As the correlation of data gaining importance in many domains, compared to the traditional studies on attributes, high-dimensional tensors are becoming an ever more important object to represent data and analyze its inherit properties. Its applications cover machine/deep learning, quantum chemistry/physics, quantum circuit simulation, social networks, and healthcare to name a few.
In this course, we will explore the state-of-the-art innovations to accelerate tensor computations, including sparsity, data structure, parallel computing, compression, compilation methods, and architecture design. A mixed pattern of lectures and student presentations will be used. Paper reading, presentation, and an embryonic project are expected.

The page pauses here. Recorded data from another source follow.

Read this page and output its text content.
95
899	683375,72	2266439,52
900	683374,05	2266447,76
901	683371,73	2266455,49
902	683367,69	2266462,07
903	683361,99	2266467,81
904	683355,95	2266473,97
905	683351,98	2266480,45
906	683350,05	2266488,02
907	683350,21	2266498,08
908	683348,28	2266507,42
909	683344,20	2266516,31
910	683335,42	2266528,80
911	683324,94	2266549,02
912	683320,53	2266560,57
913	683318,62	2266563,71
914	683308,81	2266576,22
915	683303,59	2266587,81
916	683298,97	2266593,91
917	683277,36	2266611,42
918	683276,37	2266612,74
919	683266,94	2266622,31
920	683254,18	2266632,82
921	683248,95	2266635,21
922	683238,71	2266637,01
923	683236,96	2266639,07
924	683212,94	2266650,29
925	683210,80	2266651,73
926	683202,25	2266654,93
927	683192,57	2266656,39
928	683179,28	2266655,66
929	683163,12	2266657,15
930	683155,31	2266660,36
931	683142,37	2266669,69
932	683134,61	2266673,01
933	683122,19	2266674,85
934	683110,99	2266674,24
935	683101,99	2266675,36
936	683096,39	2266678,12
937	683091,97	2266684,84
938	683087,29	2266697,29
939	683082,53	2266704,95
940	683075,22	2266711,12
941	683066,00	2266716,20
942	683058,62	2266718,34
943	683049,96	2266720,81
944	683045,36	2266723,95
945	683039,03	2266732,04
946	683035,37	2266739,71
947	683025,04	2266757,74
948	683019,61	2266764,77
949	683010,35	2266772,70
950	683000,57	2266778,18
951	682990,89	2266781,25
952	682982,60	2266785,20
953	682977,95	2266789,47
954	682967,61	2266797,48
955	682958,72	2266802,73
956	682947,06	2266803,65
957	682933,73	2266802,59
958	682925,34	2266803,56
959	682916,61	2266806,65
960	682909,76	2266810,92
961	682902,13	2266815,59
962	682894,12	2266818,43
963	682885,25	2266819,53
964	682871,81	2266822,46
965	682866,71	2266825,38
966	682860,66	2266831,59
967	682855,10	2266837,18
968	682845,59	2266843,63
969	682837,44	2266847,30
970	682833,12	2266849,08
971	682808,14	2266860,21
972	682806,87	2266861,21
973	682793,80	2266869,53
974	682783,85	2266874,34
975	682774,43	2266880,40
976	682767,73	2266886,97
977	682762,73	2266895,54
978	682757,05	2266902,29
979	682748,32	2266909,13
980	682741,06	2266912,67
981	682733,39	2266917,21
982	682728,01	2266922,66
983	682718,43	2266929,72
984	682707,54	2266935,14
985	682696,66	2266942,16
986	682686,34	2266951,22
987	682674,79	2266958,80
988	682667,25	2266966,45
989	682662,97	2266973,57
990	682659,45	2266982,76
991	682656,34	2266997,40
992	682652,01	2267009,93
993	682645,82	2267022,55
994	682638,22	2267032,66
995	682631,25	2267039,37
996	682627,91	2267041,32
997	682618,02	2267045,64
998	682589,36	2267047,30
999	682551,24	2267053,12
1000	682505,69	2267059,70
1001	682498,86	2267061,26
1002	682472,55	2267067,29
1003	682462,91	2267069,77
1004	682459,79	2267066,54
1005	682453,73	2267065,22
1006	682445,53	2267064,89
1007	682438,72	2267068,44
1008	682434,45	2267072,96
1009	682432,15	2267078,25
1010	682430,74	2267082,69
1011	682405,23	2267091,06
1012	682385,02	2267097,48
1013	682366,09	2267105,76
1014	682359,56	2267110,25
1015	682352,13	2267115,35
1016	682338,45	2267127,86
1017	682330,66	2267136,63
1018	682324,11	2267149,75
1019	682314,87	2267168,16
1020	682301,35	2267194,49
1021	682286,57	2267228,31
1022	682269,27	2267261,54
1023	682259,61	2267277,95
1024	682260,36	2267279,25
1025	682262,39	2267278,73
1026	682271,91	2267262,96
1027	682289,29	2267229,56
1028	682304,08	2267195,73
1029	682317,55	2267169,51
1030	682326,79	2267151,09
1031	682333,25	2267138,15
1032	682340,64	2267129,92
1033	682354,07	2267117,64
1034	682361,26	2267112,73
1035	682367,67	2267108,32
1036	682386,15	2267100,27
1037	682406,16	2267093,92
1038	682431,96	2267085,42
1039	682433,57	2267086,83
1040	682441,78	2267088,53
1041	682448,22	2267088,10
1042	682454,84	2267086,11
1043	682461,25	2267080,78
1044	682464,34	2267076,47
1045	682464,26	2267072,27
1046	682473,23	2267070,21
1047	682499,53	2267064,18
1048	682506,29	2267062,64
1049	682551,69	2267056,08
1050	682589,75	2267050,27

Instructor: Jiajia Li (http://jiajiali.org). Email: [email protected] Office: EB2 3260
Class Schedule: F 9:35am-12:20pm ET @ 1229 Engineering Building 2
Office hours: Thursday 10-11am ET (other time per request) @ Zoom/Office (https://ncsu.zoom.us/j/99725615611?pwd=UHhxT1h1Ym90ZTlYNFk4TXUwYXJLZz09) (Please drop me an email before coming to the office hour.)
Message Center and Online Discussion: Moodle
Course Videos: https://ncsu.hosted.panopto.com/Panopto/Pages/Sessions/List.aspx?folderID=8ce4fba2-505b-474e-9546-b05500aba61a
Contact: Please do not hesitate to contact me by email.
Grader: Siddarth Menon ([email protected])
CSC 505: Design and Analysis of Algorithms
CSC 548: Parallel Systems
Note: Not much pre-requisites are needed for this class. I will give an introduction to deep neural networks and basic parallel knowledge at the first couple of classes.